SORA NOTE

嶋田先生から空のみんなへ


ソーツ先生の前でエストニアの恩人の曲を歌う、
最高の国際交流です

松原千振先生にお会いして、エストニアの児童合唱曲の楽譜をいただくことができました。

松原先生は東京混声合唱団の常任指揮者で、東海メールクワイアーの主席指揮者でもあります。と言うより、合唱団「空」第5回定期演奏会で指導していただいた恩人でもあります。6月21日(土)の練習にアンツ・ソーツ先生(エストニア国立男声合唱団指揮者)をお招きする時に、「空」で1曲エストニアの曲を歌えるように…と、お願いしておいたのです。

いただいた曲は「Viljandi Karjapoiss」というタイトルで、もちろん歌詞もエストニア語です。タイトルの意味は「牧童の歌」「少年の牧場の歌」とでも言うべきでしょうか。練習の時、エストニア語について説明する暇はありませんから、嶋田先生が「カナ」をふっておきます。カナ付きの楽譜といっしょに、カナをふっていない「松原先生からいただいたそのままの楽譜」と2種類印刷して持って行きます。

タイトルの横の、作曲者の名前を見てビックリしました。そこには V.Tormis とあったのです。ヴェリヨ・トルミス。エストニアの合唱音楽の恩人です。
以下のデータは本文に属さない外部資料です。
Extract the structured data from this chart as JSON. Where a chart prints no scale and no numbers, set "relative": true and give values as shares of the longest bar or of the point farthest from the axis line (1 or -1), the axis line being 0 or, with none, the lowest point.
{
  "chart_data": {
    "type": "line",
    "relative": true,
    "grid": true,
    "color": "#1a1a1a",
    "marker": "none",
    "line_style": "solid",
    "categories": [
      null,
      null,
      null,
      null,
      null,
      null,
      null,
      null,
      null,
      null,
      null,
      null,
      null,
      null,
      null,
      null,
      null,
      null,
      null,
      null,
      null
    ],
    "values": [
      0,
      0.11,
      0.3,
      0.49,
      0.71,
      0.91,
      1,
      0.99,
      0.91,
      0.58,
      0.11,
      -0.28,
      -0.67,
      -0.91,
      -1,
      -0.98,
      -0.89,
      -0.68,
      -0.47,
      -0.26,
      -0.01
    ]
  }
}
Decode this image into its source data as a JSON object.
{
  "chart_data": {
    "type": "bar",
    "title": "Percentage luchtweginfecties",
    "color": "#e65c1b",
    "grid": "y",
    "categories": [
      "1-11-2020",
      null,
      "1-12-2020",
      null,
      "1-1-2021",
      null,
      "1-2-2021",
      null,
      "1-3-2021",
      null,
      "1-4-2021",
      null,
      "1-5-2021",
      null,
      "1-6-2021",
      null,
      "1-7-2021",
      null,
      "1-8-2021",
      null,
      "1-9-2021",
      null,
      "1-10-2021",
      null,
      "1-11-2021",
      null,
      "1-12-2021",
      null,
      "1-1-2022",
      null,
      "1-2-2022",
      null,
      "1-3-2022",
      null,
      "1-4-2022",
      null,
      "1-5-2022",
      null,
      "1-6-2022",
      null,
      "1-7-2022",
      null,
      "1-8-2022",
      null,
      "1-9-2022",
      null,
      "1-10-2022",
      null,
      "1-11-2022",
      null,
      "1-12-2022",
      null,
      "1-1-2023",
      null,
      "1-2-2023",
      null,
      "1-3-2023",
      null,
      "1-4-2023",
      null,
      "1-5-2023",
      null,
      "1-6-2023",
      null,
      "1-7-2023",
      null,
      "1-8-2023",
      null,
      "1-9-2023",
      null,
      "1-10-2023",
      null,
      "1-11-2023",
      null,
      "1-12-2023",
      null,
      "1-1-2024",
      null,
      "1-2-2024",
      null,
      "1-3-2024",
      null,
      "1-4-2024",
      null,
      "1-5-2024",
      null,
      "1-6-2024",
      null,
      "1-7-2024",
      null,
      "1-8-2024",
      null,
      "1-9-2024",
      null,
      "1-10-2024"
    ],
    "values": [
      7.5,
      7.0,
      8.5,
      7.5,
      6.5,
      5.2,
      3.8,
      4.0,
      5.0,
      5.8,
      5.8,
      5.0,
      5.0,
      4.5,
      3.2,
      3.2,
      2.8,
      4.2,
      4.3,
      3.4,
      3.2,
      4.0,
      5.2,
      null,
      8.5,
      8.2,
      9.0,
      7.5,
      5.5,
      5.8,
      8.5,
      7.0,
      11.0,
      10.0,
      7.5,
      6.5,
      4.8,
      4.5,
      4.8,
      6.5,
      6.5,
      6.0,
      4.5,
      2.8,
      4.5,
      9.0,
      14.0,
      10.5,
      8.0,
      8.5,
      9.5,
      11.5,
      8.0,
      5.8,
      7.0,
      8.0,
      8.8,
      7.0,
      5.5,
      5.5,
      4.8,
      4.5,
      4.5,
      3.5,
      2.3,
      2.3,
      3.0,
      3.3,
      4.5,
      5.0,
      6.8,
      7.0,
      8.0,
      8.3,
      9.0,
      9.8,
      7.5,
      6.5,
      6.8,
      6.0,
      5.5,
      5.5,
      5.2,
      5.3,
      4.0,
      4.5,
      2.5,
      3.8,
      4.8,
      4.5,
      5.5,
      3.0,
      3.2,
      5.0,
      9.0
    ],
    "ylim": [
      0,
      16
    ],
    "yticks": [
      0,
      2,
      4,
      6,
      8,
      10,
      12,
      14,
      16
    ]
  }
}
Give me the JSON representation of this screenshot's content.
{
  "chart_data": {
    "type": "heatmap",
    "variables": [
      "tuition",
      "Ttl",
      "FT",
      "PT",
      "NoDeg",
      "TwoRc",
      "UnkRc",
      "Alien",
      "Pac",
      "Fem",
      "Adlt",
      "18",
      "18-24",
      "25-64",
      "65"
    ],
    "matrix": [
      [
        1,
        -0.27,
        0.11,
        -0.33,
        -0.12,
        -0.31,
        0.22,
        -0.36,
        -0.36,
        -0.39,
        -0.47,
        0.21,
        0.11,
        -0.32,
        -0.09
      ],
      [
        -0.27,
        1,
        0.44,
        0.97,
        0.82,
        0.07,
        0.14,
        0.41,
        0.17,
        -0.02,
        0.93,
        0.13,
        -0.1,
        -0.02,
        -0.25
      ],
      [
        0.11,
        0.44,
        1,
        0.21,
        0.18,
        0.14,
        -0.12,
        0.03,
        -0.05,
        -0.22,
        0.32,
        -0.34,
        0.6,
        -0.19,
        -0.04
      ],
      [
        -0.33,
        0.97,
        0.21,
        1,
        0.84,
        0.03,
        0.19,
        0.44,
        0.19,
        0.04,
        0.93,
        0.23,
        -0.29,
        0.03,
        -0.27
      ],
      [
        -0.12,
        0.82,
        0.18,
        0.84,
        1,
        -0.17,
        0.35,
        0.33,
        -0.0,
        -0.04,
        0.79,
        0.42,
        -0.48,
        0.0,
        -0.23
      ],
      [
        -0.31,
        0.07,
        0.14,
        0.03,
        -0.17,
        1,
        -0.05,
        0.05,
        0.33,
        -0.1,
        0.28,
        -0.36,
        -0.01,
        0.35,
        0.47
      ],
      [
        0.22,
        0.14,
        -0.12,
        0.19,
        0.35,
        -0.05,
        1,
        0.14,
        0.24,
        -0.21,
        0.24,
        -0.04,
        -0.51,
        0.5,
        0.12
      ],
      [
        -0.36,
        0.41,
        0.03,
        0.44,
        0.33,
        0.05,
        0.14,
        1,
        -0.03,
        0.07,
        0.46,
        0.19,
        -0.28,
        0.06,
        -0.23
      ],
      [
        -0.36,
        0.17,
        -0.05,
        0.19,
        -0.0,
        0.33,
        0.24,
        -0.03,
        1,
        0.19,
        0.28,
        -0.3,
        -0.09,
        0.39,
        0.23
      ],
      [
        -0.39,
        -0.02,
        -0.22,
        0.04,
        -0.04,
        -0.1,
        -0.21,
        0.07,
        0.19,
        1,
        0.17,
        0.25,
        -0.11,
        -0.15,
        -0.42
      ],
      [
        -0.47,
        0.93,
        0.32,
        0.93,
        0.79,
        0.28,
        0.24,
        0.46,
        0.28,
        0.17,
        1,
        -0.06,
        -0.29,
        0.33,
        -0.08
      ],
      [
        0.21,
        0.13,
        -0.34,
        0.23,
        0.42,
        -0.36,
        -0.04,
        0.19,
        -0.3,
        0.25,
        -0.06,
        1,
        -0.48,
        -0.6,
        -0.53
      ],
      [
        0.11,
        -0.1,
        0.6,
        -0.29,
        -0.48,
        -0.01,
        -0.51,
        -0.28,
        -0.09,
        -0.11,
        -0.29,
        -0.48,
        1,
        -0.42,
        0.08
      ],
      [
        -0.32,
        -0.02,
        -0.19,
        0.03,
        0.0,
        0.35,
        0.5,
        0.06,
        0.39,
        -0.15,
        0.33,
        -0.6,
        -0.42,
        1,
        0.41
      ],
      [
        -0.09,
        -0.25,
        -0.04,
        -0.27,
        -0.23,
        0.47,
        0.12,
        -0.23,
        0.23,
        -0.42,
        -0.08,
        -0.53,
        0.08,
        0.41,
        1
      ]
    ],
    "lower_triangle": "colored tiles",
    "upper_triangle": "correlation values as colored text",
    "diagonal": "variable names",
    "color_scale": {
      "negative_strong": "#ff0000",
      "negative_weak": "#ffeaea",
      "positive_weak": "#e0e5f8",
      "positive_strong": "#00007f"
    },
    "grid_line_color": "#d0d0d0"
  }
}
エストニアという国は、つい10数年前まではロシア(当時はソビエト連邦)の支配下にあり、ロシア語をしゃべるように強制されていました。ただひとつ、エストニア語を使うことができたのは、歌を歌う時だけ。我々日本人だって、中国語だろうとドイツ語だろうと、その曲は書いてあるそのままの言葉で歌うもんね。だけど考えてみてください。日本が今、中国か北朝鮮か、そんな国に侵略されていて、中国語しか使えない。だけど「ふるさと」「ゆうやけこやけ」などの歌を歌うときだけは日本語を使うことができる。そういう状態、想像できる?「できない」なんて言ってはダメだ。だって、つい10数年前まで、バルト諸国では現実だったことだし、ソーツ先生も子供の時はロシア語を強制されていた人なのだ。エストニアがロシアから独立して、エストニア語を自由に使えるようになった時、ソーツ先生はどんなに嬉しかっただろうか…。

エストニアの人々は、長いロシアの支配下の時代、歌・合唱こそ自分たちの言語を守ることができる領域と考えて、みんな合唱をした。だって、母国語を使えるのは、その時だけなのだもの。だからエストニアでは、全人口の5人に1人は、どこかの合唱団に入って歌っている。そういう合唱王国が、エストニアです。

ヴェリヨ・トルミスは、ロシア圧政時代から、エストニア人のためのエストニア語の曲を書き続け、そして今なお元気に作曲活動を続けている、エストニア独立運動の恩人なのです。そのヴェリヨ・トルミスの「Viljandi Karjapoiss」を「空」が歌う。ソーツ先生の前で。こんな国際交流、学校でできるか?ぜったいにできませんよ。

心配しないで。曲の歌い方は、嶋田先生がチャンと教えます。